Published 05/24/2023, 07:23 AM
Updated 05/24/2023, 05:32 PM
© Reuters. The Art Deco facade of the original Toronto Stock Exchange building is seen on Bay Street in Toronto, Ontario, Canada January 23, 2019.   REUTERS/Chris Helgren

By Fergal Smith

(Reuters) - Canada's main stock market fell to its lowest closing level in nearly two months on Wednesday as two major banks reported quarterly earnings that missed analysts' estimates and U.S. debt deal uncertainty weighed on investor sentiment.

The Toronto Stock Exchange's S&P/TSX composite index ended down 218.32 points, or 1.1%, at 19,927.69, its lowest close since March 29.
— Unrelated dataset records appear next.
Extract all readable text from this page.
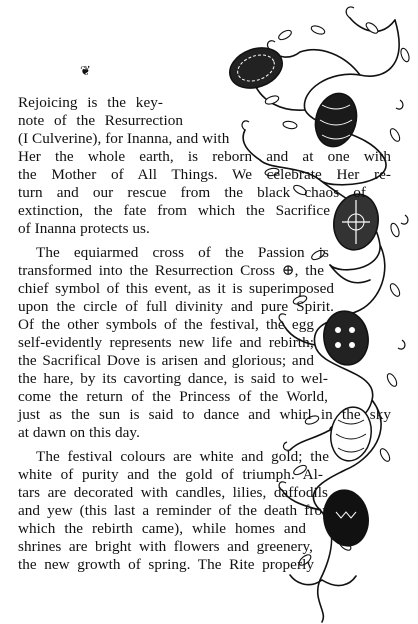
❦
Rejoicing is the key-
note of the Resurrection
(I Culverine), for Inanna, and with
Her the whole earth, is reborn and at one with
the Mother of All Things. We celebrate Her re-
turn and our rescue from the black chaos of
extinction, the fate from which the Sacrifice
of Inanna protects us.
The equiarmed cross of the Passion is
transformed into the Resurrection Cross ⊕, the
chief symbol of this event, as it is superimposed
upon the circle of full divinity and pure Spirit.
Of the other symbols of the festival, the egg
self-evidently represents new life and rebirth;
the Sacrifical Dove is arisen and glorious; and
the hare, by its cavorting dance, is said to wel-
come the return of the Princess of the World,
just as the sun is said to dance and whirl in the sky
at dawn on this day.
The festival colours are white and gold; the
white of purity and the gold of triumph. Al-
tars are decorated with candles, lilies, daffodils
and yew (this last a reminder of the death from
which the rebirth came), while homes and
shrines are bright with flowers and greenery,
the new growth of spring. The Rite properly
"The TSX is falling today in a broad-based rout, being dragged lower by the financial services sector after disappointing earnings from two major Canadian banks," said Brandon Michael, senior investment analyst at ABC Funds.
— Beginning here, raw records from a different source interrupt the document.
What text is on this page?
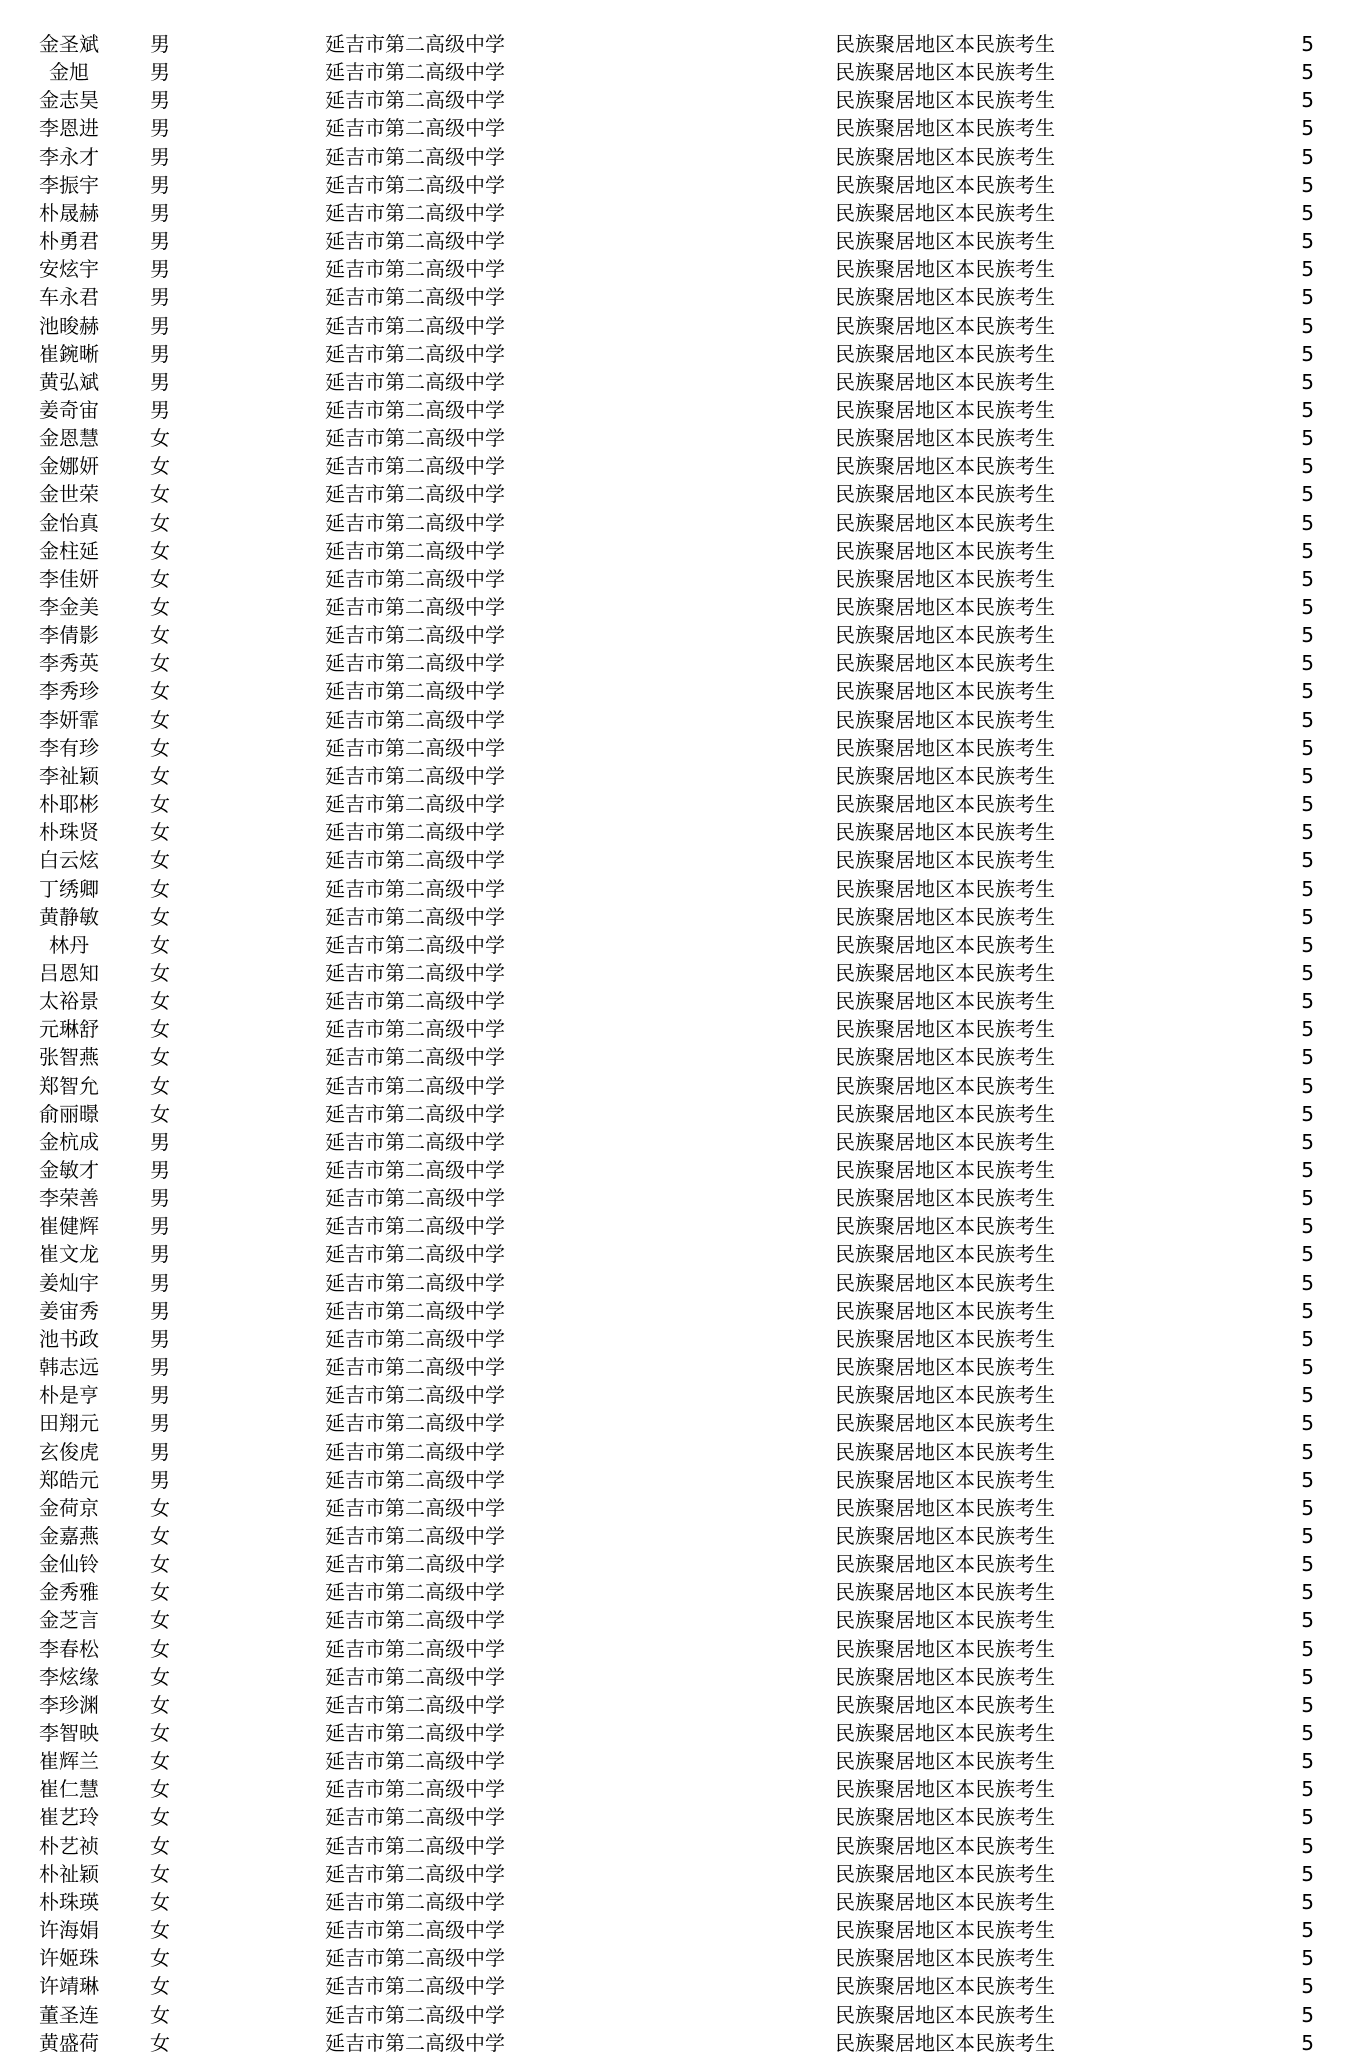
金圣斌	男	延吉市第二高级中学	民族聚居地区本民族考生	5
金旭	男	延吉市第二高级中学	民族聚居地区本民族考生	5
金志昊	男	延吉市第二高级中学	民族聚居地区本民族考生	5
李恩进	男	延吉市第二高级中学	民族聚居地区本民族考生	5
李永才	男	延吉市第二高级中学	民族聚居地区本民族考生	5
李振宇	男	延吉市第二高级中学	民族聚居地区本民族考生	5
朴晟赫	男	延吉市第二高级中学	民族聚居地区本民族考生	5
朴勇君	男	延吉市第二高级中学	民族聚居地区本民族考生	5
安炫宇	男	延吉市第二高级中学	民族聚居地区本民族考生	5
车永君	男	延吉市第二高级中学	民族聚居地区本民族考生	5
池晙赫	男	延吉市第二高级中学	民族聚居地区本民族考生	5
崔鋺晰	男	延吉市第二高级中学	民族聚居地区本民族考生	5
黄弘斌	男	延吉市第二高级中学	民族聚居地区本民族考生	5
姜奇宙	男	延吉市第二高级中学	民族聚居地区本民族考生	5
金恩慧	女	延吉市第二高级中学	民族聚居地区本民族考生	5
金娜妍	女	延吉市第二高级中学	民族聚居地区本民族考生	5
金世荣	女	延吉市第二高级中学	民族聚居地区本民族考生	5
金怡真	女	延吉市第二高级中学	民族聚居地区本民族考生	5
金柱延	女	延吉市第二高级中学	民族聚居地区本民族考生	5
李佳妍	女	延吉市第二高级中学	民族聚居地区本民族考生	5
李金美	女	延吉市第二高级中学	民族聚居地区本民族考生	5
李倩影	女	延吉市第二高级中学	民族聚居地区本民族考生	5
李秀英	女	延吉市第二高级中学	民族聚居地区本民族考生	5
李秀珍	女	延吉市第二高级中学	民族聚居地区本民族考生	5
李妍霏	女	延吉市第二高级中学	民族聚居地区本民族考生	5
李有珍	女	延吉市第二高级中学	民族聚居地区本民族考生	5
李祉颖	女	延吉市第二高级中学	民族聚居地区本民族考生	5
朴耶彬	女	延吉市第二高级中学	民族聚居地区本民族考生	5
朴珠贤	女	延吉市第二高级中学	民族聚居地区本民族考生	5
白云炫	女	延吉市第二高级中学	民族聚居地区本民族考生	5
丁绣卿	女	延吉市第二高级中学	民族聚居地区本民族考生	5
黄静敏	女	延吉市第二高级中学	民族聚居地区本民族考生	5
林丹	女	延吉市第二高级中学	民族聚居地区本民族考生	5
吕恩知	女	延吉市第二高级中学	民族聚居地区本民族考生	5
太裕景	女	延吉市第二高级中学	民族聚居地区本民族考生	5
元琳舒	女	延吉市第二高级中学	民族聚居地区本民族考生	5
张智燕	女	延吉市第二高级中学	民族聚居地区本民族考生	5
郑智允	女	延吉市第二高级中学	民族聚居地区本民族考生	5
俞丽暻	女	延吉市第二高级中学	民族聚居地区本民族考生	5
金杭成	男	延吉市第二高级中学	民族聚居地区本民族考生	5
金敏才	男	延吉市第二高级中学	民族聚居地区本民族考生	5
李荣善	男	延吉市第二高级中学	民族聚居地区本民族考生	5
崔健辉	男	延吉市第二高级中学	民族聚居地区本民族考生	5
崔文龙	男	延吉市第二高级中学	民族聚居地区本民族考生	5
姜灿宇	男	延吉市第二高级中学	民族聚居地区本民族考生	5
姜宙秀	男	延吉市第二高级中学	民族聚居地区本民族考生	5
池书政	男	延吉市第二高级中学	民族聚居地区本民族考生	5
韩志远	男	延吉市第二高级中学	民族聚居地区本民族考生	5
朴是亨	男	延吉市第二高级中学	民族聚居地区本民族考生	5
田翔元	男	延吉市第二高级中学	民族聚居地区本民族考生	5
玄俊虎	男	延吉市第二高级中学	民族聚居地区本民族考生	5
郑皓元	男	延吉市第二高级中学	民族聚居地区本民族考生	5
金荷京	女	延吉市第二高级中学	民族聚居地区本民族考生	5
金嘉燕	女	延吉市第二高级中学	民族聚居地区本民族考生	5
金仙铃	女	延吉市第二高级中学	民族聚居地区本民族考生	5
金秀雅	女	延吉市第二高级中学	民族聚居地区本民族考生	5
金芝言	女	延吉市第二高级中学	民族聚居地区本民族考生	5
李春松	女	延吉市第二高级中学	民族聚居地区本民族考生	5
李炫缘	女	延吉市第二高级中学	民族聚居地区本民族考生	5
李珍渊	女	延吉市第二高级中学	民族聚居地区本民族考生	5
李智映	女	延吉市第二高级中学	民族聚居地区本民族考生	5
崔辉兰	女	延吉市第二高级中学	民族聚居地区本民族考生	5
崔仁慧	女	延吉市第二高级中学	民族聚居地区本民族考生	5
崔艺玲	女	延吉市第二高级中学	民族聚居地区本民族考生	5
朴艺祯	女	延吉市第二高级中学	民族聚居地区本民族考生	5
朴祉颖	女	延吉市第二高级中学	民族聚居地区本民族考生	5
朴珠瑛	女	延吉市第二高级中学	民族聚居地区本民族考生	5
许海娟	女	延吉市第二高级中学	民族聚居地区本民族考生	5
许姬珠	女	延吉市第二高级中学	民族聚居地区本民族考生	5
许靖琳	女	延吉市第二高级中学	民族聚居地区本民族考生	5
董圣连	女	延吉市第二高级中学	民族聚居地区本民族考生	5
黄盛荷	女	延吉市第二高级中学	民族聚居地区本民族考生	5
Bank of Montreal and Bank of Nova Scotia shed 3.9% and 1.3%, respectively. The lenders reported smaller-than-expected quarterly profits as they set aside more rainy day funds as the economic outlook remains uncertain.

"The index is very overweight in financials, basic materials and energy and they have fallen out of favor considering concerns about global growth, uncertainty with interest rates and ongoing talks on the U.S. debt ceiling," Michael said.
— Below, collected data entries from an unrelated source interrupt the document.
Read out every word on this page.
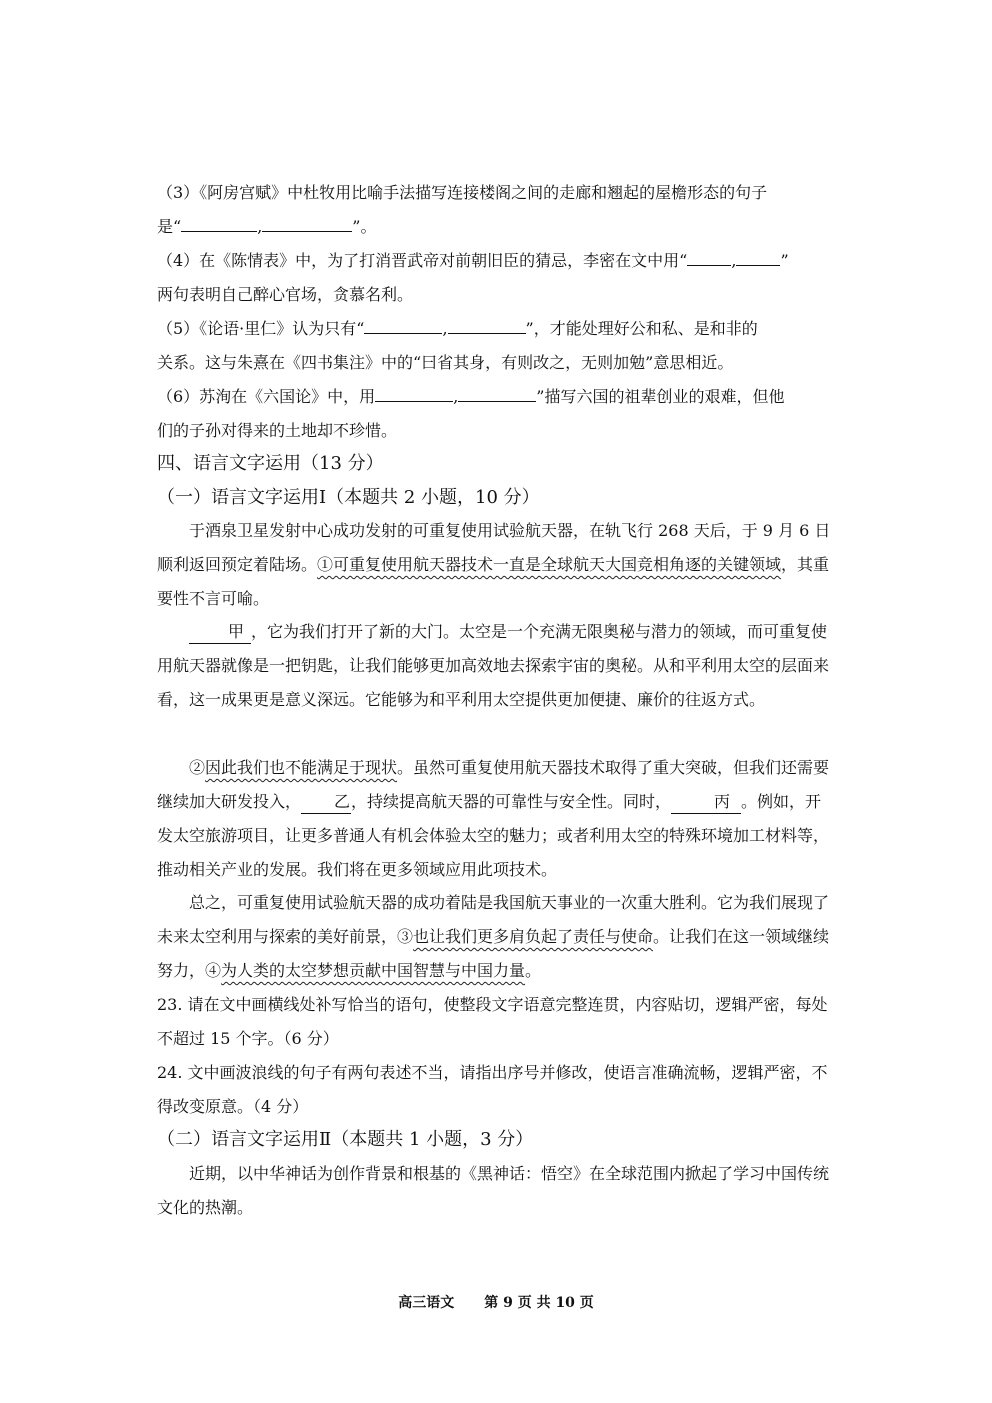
（3）《阿房宫赋》中杜牧用比喻手法描写连接楼阁之间的走廊和翘起的屋檐形态的句子
是“	,	”。

（4）在《陈情表》中，为了打消晋武帝对前朝旧臣的猜忌，李密在文中用“	,	”
两句表明自己醉心官场，贪慕名利。

（5）《论语·里仁》认为只有“	,	”，才能处理好公和私、是和非的
关系。这与朱熹在《四书集注》中的“曰省其身，有则改之，无则加勉”意思相近。

（6）苏洵在《六国论》中，用	,	”描写六国的祖辈创业的艰难，但他
们的子孙对得来的土地却不珍惜。

四、语言文字运用（13 分）

（一）语言文字运用Ⅰ（本题共 2 小题，10 分）

于酒泉卫星发射中心成功发射的可重复使用试验航天器，在轨飞行 268 天后，于 9 月 6 日顺利返回预定着陆场。①可重复使用航天器技术一直是全球航天大国竞相角逐的关键领域，其重要性不言可喻。

甲 ，它为我们打开了新的大门。太空是一个充满无限奥秘与潜力的领域，而可重复使用航天器就像是一把钥匙，让我们能够更加高效地去探索宇宙的奥秘。从和平利用太空的层面来看，这一成果更是意义深远。它能够为和平利用太空提供更加便捷、廉价的往返方式。

②因此我们也不能满足于现状。虽然可重复使用航天器技术取得了重大突破，但我们还需要继续加大研发投入， 乙，持续提高航天器的可靠性与安全性。同时，	丙 。例如，开发太空旅游项目，让更多普通人有机会体验太空的魅力；或者利用太空的特殊环境加工材料等，推动相关产业的发展。我们将在更多领域应用此项技术。

总之，可重复使用试验航天器的成功着陆是我国航天事业的一次重大胜利。它为我们展现了未来太空利用与探索的美好前景，③也让我们更多肩负起了责任与使命。让我们在这一领域继续努力，④为人类的太空梦想贡献中国智慧与中国力量。

23. 请在文中画横线处补写恰当的语句，使整段文字语意完整连贯，内容贴切，逻辑严密，每处不超过 15 个字。（6 分）

24. 文中画波浪线的句子有两句表述不当，请指出序号并修改，使语言准确流畅，逻辑严密，不得改变原意。（4 分）

（二）语言文字运用Ⅱ（本题共 1 小题，3 分）

近期，以中华神话为创作背景和根基的《黑神话：悟空》在全球范围内掀起了学习中国传统文化的热潮。

高三语文 第 9 页 共 10 页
Wall Street's main indexes also ended lower as talks between the White House and Republican representatives on raising the U.S. debt ceiling dragged on without a deal that could avoid default.

© Reuters. The Art Deco facade of the original Toronto Stock Exchange building is seen on Bay Street in Toronto, Ontario, Canada January 23, 2019.   REUTERS/Chris Helgren

The financials sector accounts for 28% of the TSX's weighting. It fell 1.9%, while industrials lost 1.4% and the materials group, which includes precious and base metals miners and fertilizer companies, was down 2.2%.

A Reuters poll showed the TSX would rally less than previously expected in 2023, as higher borrowing costs cooled the domestic economy and signs that China's recovery was slowing reduced prospects for its resource-oriented sectors.